The Drone Policy Paper: aiming to help airports respond to the rapid growth of the drone and Remotely Piloted Aircraft Systems (RPAS) market worldwide. Drone operations are expected to soon surpass the number of manned aircraft operations and airport operators have a vested interest in the development of regulations and standards that determine how drones will be integrated into the aviation system. This policy document aims to ensure that useful drone operations are facilitated without negative impact to the safety, security, efficiency or capacity of airport operations.
The World Governing Board has also agreed on a Resolution urging members to submit safety data to ACI. Appreciating the importance of safety data for airport operators in the context of the requirement for airport operators to have a Safety Management System under ICAO Annex 14 (Aerodromes) and 19 (Safety Management), this will allow us to support a strong focus on safety data and information that should lead to improvements in airport safety.

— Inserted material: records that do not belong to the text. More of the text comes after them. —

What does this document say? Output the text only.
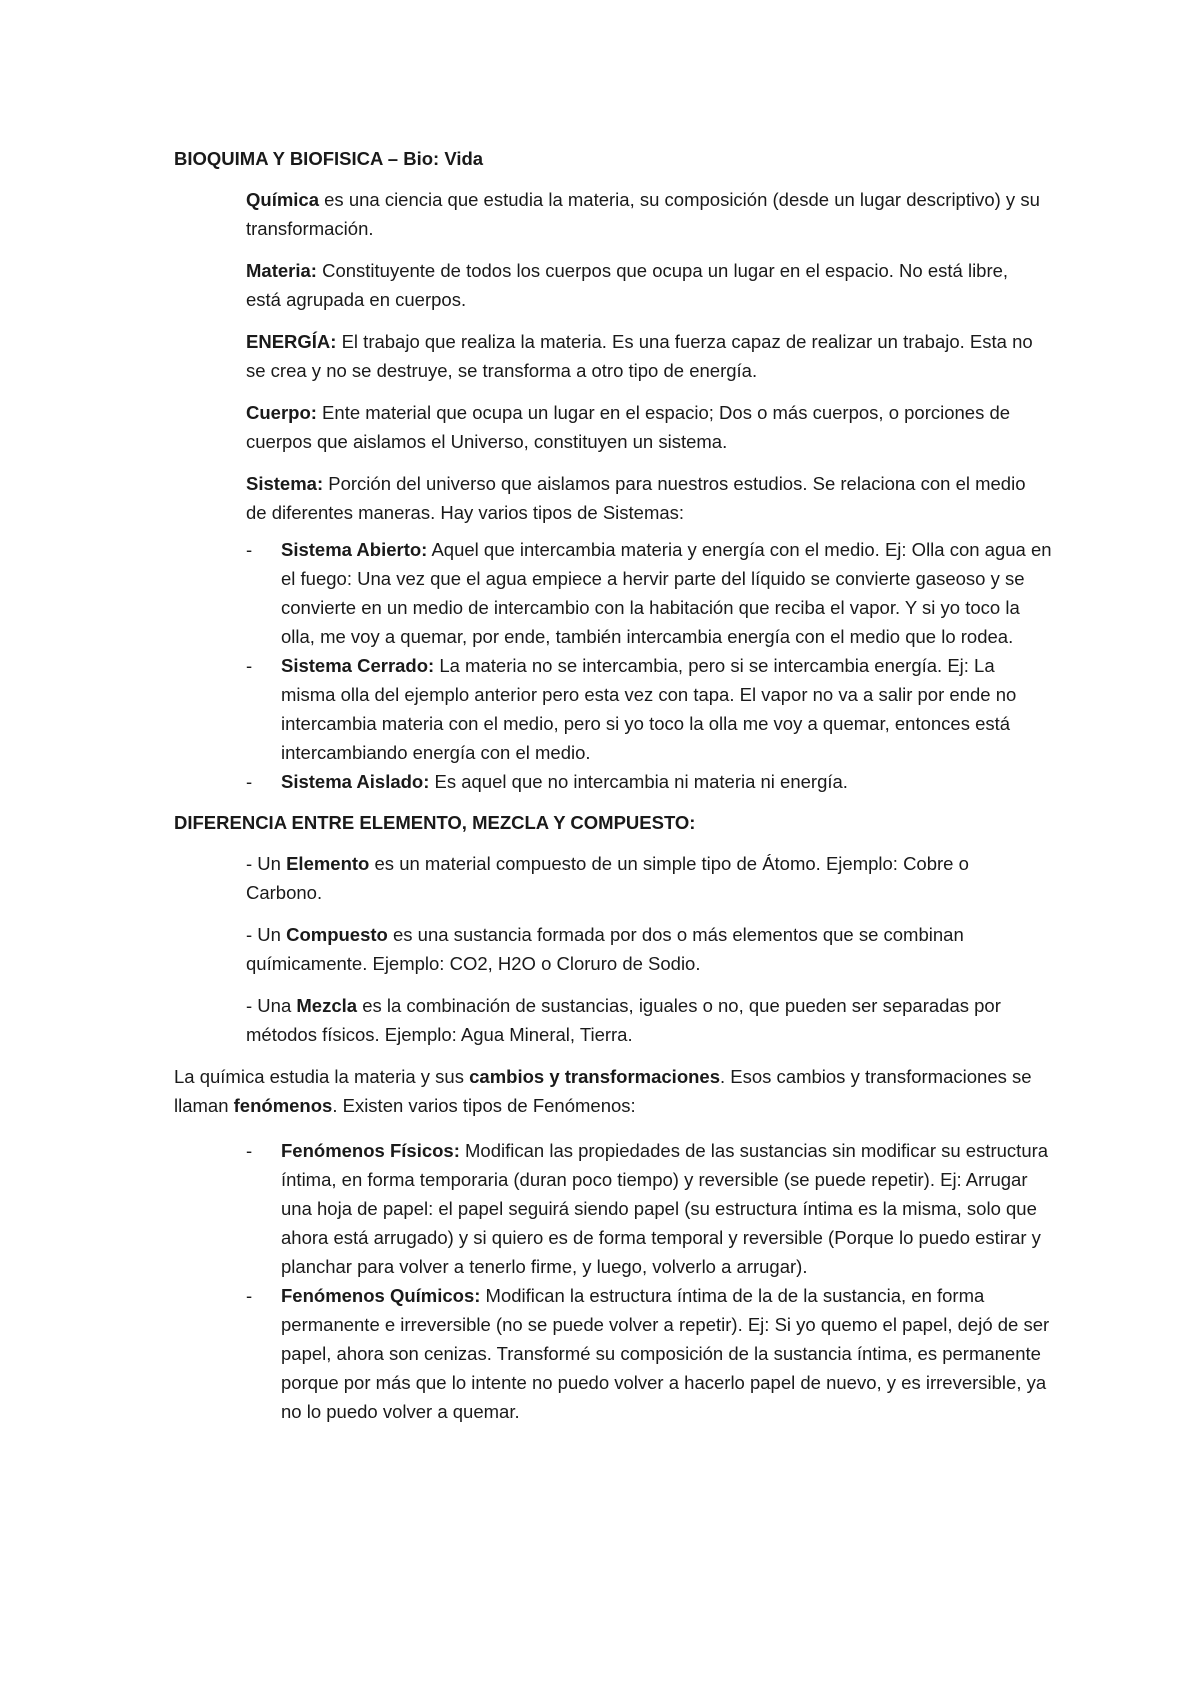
BIOQUIMA Y BIOFISICA – Bio: Vida

Química es una ciencia que estudia la materia, su composición (desde un lugar descriptivo) y su transformación.

Materia: Constituyente de todos los cuerpos que ocupa un lugar en el espacio. No está libre, está agrupada en cuerpos.

ENERGÍA: El trabajo que realiza la materia. Es una fuerza capaz de realizar un trabajo. Esta no se crea y no se destruye, se transforma a otro tipo de energía.

Cuerpo: Ente material que ocupa un lugar en el espacio; Dos o más cuerpos, o porciones de cuerpos que aislamos el Universo, constituyen un sistema.

Sistema: Porción del universo que aislamos para nuestros estudios. Se relaciona con el medio de diferentes maneras. Hay varios tipos de Sistemas:

- Sistema Abierto: Aquel que intercambia materia y energía con el medio. Ej: Olla con agua en el fuego: Una vez que el agua empiece a hervir parte del líquido se convierte gaseoso y se convierte en un medio de intercambio con la habitación que reciba el vapor. Y si yo toco la olla, me voy a quemar, por ende, también intercambia energía con el medio que lo rodea.
- Sistema Cerrado: La materia no se intercambia, pero si se intercambia energía. Ej: La misma olla del ejemplo anterior pero esta vez con tapa. El vapor no va a salir por ende no intercambia materia con el medio, pero si yo toco la olla me voy a quemar, entonces está intercambiando energía con el medio.
- Sistema Aislado: Es aquel que no intercambia ni materia ni energía.

DIFERENCIA ENTRE ELEMENTO, MEZCLA Y COMPUESTO:

- Un Elemento es un material compuesto de un simple tipo de Átomo. Ejemplo: Cobre o Carbono.

- Un Compuesto es una sustancia formada por dos o más elementos que se combinan químicamente. Ejemplo: CO2, H2O o Cloruro de Sodio.

- Una Mezcla es la combinación de sustancias, iguales o no, que pueden ser separadas por métodos físicos. Ejemplo: Agua Mineral, Tierra.

La química estudia la materia y sus cambios y transformaciones. Esos cambios y transformaciones se llaman fenómenos. Existen varios tipos de Fenómenos:

- Fenómenos Físicos: Modifican las propiedades de las sustancias sin modificar su estructura íntima, en forma temporaria (duran poco tiempo) y reversible (se puede repetir). Ej: Arrugar una hoja de papel: el papel seguirá siendo papel (su estructura íntima es la misma, solo que ahora está arrugado) y si quiero es de forma temporal y reversible (Porque lo puedo estirar y planchar para volver a tenerlo firme, y luego, volverlo a arrugar).
- Fenómenos Químicos: Modifican la estructura íntima de la de la sustancia, en forma permanente e irreversible (no se puede volver a repetir). Ej: Si yo quemo el papel, dejó de ser papel, ahora son cenizas. Transformé su composición de la sustancia íntima, es permanente porque por más que lo intente no puedo volver a hacerlo papel de nuevo, y es irreversible, ya no lo puedo volver a quemar.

Through our training curriculum and the Global Safety Network (GSN) Diploma Programme, we will continue to provide members with specialized courses on airport safety specifically designed to meet the needs of airside operations and safety managers, including developing, implementing and operating effective Safety Management Systems (SMS) at their airports.
Finally, 18 safety reviews have been conducted to date in 2018 – eight in Africa, six in North America, and four in Asia-Pacific. We will pursue our efforts in promoting safer airport operations and cooperation between through the programme in order to achieve our planned objective of 20 reviews by the end of the year.
Clearly, all this would not have been possible without the engagement of the members of the WSTSC, representing all regions of the world. ACI World cannot rest on its laurels as 2019 promises to be another challenging year with ICAO adopting a series of amendments to the Annexes to the Chicago Convention which have significant benefits to airports and ACI will strongly support their implementation.
Looking forward, ACI affirms its commitment to its members and will continue to participate in activities that serve to promote the overall operational safety and managerial excellence of airports worldwide, and those activities to include board and committee work, peer reviews, knowledge sharing through conferences and seminars. We are committed to contribute resources and expertise to “leave no airport behind” through such programmes as the Developing Nations Assistance Programme and the Airport Excellence (APEX) Programmes.
To this end, ACI will continue to strengthen its ability to facilitate knowledge sharing and to broaden the community of airports worldwide in order to ensure the safety of air travel.